Hostage: recensione del thriller politico Netflix
Donne ai vertici del potere e crisi internazionale nel thriller politico di Netflix ben interpretato e visivamente raffinato.
Hostage, lo spettacolo Netflix teso, elegante e compatto con Suranne Jones e Julie Delpy affronta diversi temi d’attualità. Arriva sulla piattaforma streaming dal 21 agosto 2025 la miniserie che in sole cinque puntate prova a costruire un thriller politico ritmato e attuale. Lo show racconta una storia al femminile che si evolve tra un tragedia familiare, un rapimento e una crisi diplomatica: una vicenda che fa recitare insieme due attrici molto apprezzate della cinematografia inglese e francese.
Hostage: nel plot Francia e Regno Unito fanno fronte comune nella crisi mentre le loro leader subiscono ricatti da forze oscure

Non mancano diverbi stimolanti e dialoghi di alto livello fra le due leader (credibili) che prima sono in competizione e poi iniziano ad unirsi strategicamente nella serie tv che, come spesso accade, ci ricorda quanto sia delicato e imprevedibile il gioco politico. Con cinque puntate -e a dispetto di un inizio un po’ lento – riesce finalmente a coinvolgere. Il nuovo primo ministro britannico Abigail Dalton (interpretato da Suranne Jones) lancia un programma politico ambizioso, con l’obiettivo di ridurre le spese militari in favore di nuove politiche sociali. Peccato però che dovrà affrontare un’incomparabile crisi del servizio sanitario nazionale e un’opposizione decisa mentre sarà costretta ad avvicinarsi alla leader francese.
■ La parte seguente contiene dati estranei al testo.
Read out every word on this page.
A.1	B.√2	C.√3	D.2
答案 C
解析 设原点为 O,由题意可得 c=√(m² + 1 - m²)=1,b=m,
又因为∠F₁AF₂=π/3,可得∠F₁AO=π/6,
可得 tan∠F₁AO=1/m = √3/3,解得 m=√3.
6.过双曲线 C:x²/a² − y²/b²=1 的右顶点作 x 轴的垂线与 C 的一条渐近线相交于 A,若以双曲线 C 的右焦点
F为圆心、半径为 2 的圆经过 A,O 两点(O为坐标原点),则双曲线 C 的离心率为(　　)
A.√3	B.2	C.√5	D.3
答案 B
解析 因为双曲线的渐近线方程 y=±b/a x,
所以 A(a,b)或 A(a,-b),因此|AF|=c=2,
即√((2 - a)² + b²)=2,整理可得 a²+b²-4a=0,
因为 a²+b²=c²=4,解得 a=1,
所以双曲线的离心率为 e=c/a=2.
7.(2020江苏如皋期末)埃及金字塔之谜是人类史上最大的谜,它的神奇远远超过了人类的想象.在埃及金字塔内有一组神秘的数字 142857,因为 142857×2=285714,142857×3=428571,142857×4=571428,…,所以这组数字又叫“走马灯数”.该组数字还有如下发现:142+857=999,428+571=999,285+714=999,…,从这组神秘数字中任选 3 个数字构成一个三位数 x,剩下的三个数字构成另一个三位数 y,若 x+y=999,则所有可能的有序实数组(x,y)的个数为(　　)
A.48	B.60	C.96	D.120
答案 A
La sua omologa che è Vivienne Touissant (Julie Delpy), una trasformista che vuole eccellere, si allea con l’estrema destra e all’inizio prova a ricattare Abigail. Le due leader si lanciano offese avvelenate durante le riunioni di lavoro, quando il marito di Abigail viene rapito da un gruppo di misteriosi mercenari ma potrà essere rilasciato a condizione che Abigail rassegni le dimissioni. In poco tempo le due protagoniste saranno obbligate a mettere da parte le loro rivalità per difendere vita privata e democrazia.
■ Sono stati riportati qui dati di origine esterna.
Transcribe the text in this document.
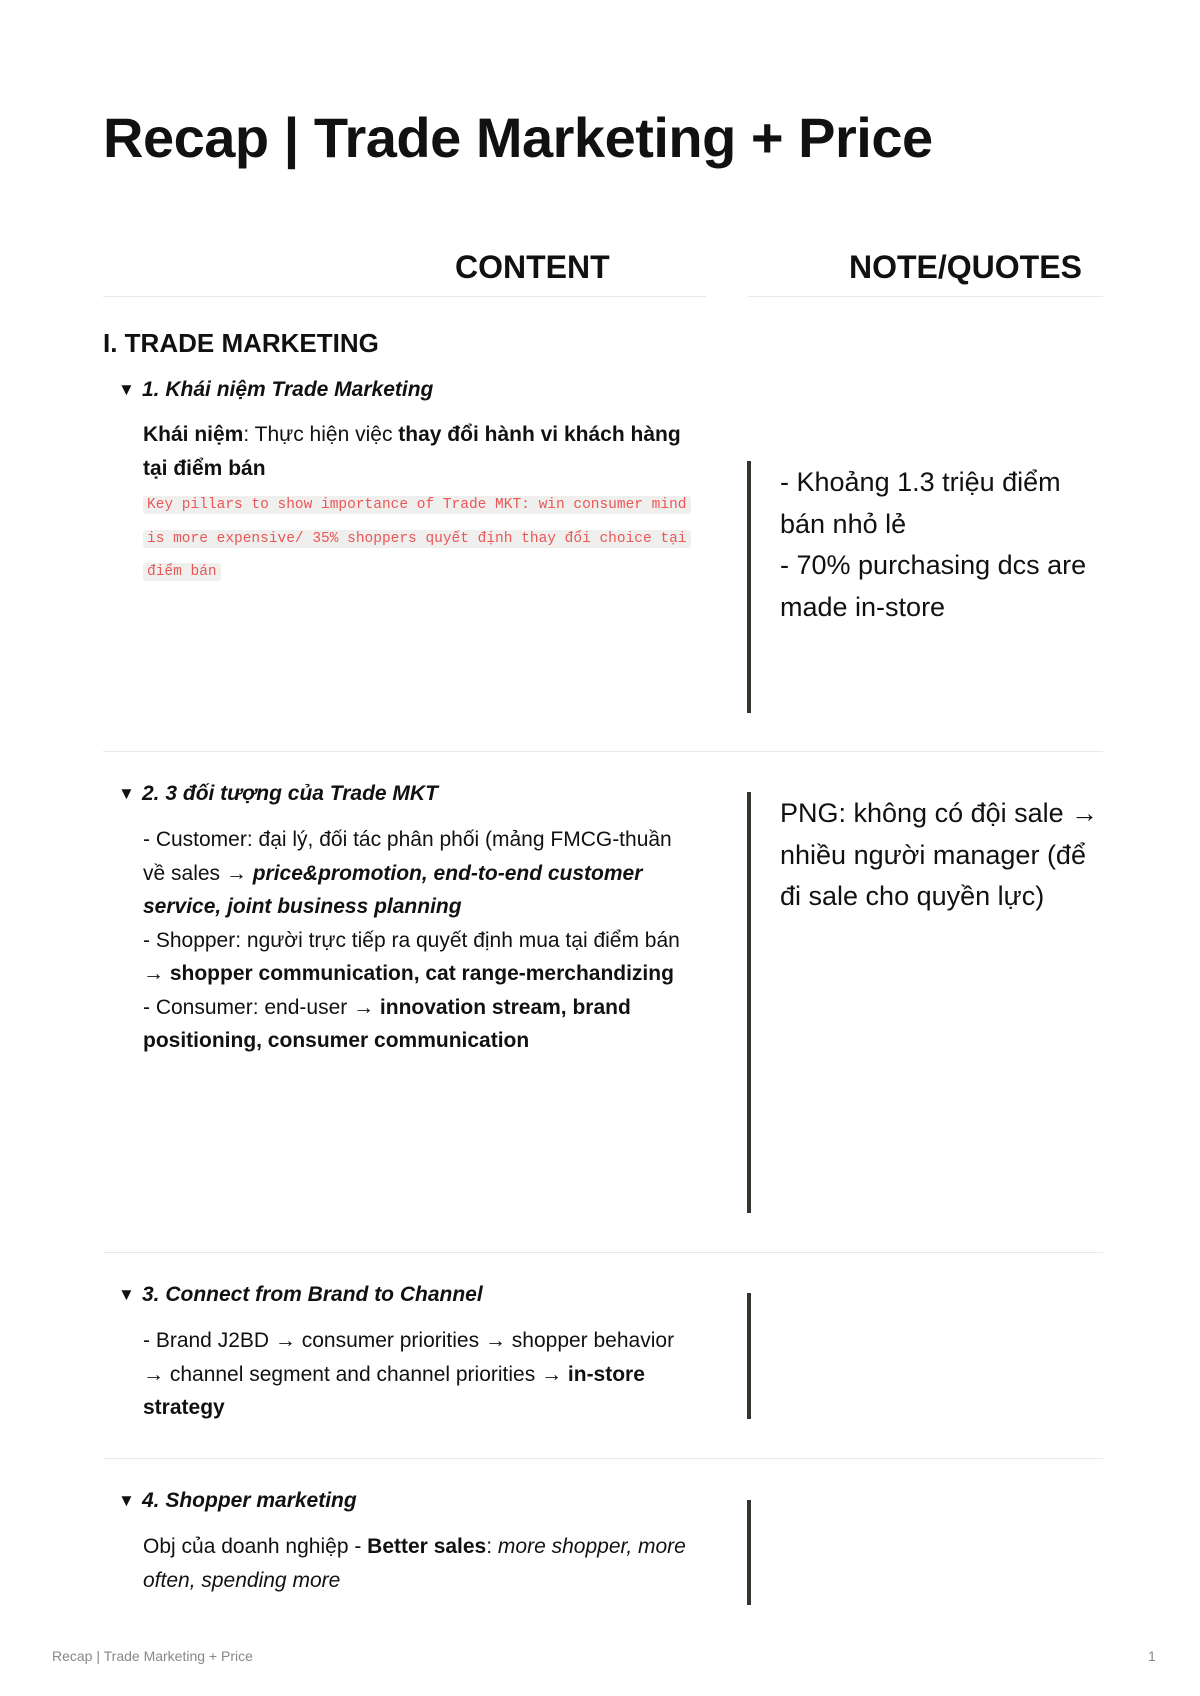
Recap | Trade Marketing + Price
CONTENT	NOTE/QUOTES
I. TRADE MARKETING
▼ 1. Khái niệm Trade Marketing
Khái niệm: Thực hiện việc thay đổi hành vi khách hàng tại điểm bán
Key pillars to show importance of Trade MKT: win consumer mind is more expensive/ 35% shoppers quyết định thay đổi choice tại điểm bán
- Khoảng 1.3 triệu điểm bán nhỏ lẻ
- 70% purchasing dcs are made in-store
▼ 2. 3 đối tượng của Trade MKT
- Customer: đại lý, đối tác phân phối (mảng FMCG-thuần về sales → price&promotion, end-to-end customer service, joint business planning
- Shopper: người trực tiếp ra quyết định mua tại điểm bán → shopper communication, cat range-merchandizing
- Consumer: end-user → innovation stream, brand positioning, consumer communication
PNG: không có đội sale → nhiều người manager (để đi sale cho quyền lực)
▼ 3. Connect from Brand to Channel
- Brand J2BD → consumer priorities → shopper behavior → channel segment and channel priorities → in-store strategy
▼ 4. Shopper marketing
Obj của doanh nghiệp - Better sales: more shopper, more often, spending more
Recap | Trade Marketing + Price	1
Convincono le performance di Jones e Delpy in una storia che coinvolge senza innovare

Nello spettacolo Suranne Jones è impeccabile nel tratteggiare il suo personaggio liberale, che difende i propri ideali. Di una donna sensibile, con una vita privata intricata, che è letteralmente accerchiata e costretta a tirare fuori le unghie. Sarà capace di astuzie mentre fronteggerà il personaggio di Julie Delpy, velenoso, calcolatore e con una personalità ancora più complessa. Con twist perfetti e una sceneggiatura che riesce a mostrare la grandezza e la complessità delle due protagoniste al centro di Hostage che naturalmente investono tempo anche per guadagnare visibilità e potere di influenza sull’agenda dei media, nonché maggiore prossimità ai cittadini/spettatori, e adesso sono chiamate a confrontarsi per dovere e con autorità.
Hostage: valutazione e conclusione
La serie tv creata da Matt Charman (sceneggiatore di Il ponte delle spie di Steven Spielberg) guarda agli altri spettacoli del suo genere senza innovare, però intrattiene e propone una riflessione sul clima socio-politico attuale e sulle possibili rivalità, sull’isolamento delle donne al potere e sui temi della responsabilità e dei compromessi morali. La storia è intensa, e a tratti riesce a divertire, è ben interpretata e visivamente raffinata. Hostage coniuga per queste ragioni riflessione e intrattenimento potendo contare anche su due ottime protagoniste che interpretano personaggi complessi, ma anche autenticamente umani e lontani da ogni luogo comune che riguarda le donne al potere. Ha il merito di aver saputo scrutare soprattutto come avvengono le pressioni subite dalle donne, quando si trovano ai vertici delle istituzioni. Segnatamente qui, su due donne che, al di là delle meno interessanti performance degli attori secondari, ci regalano invece una bella interpretazione mentre scendono a compromessi e sul terreno di guerra.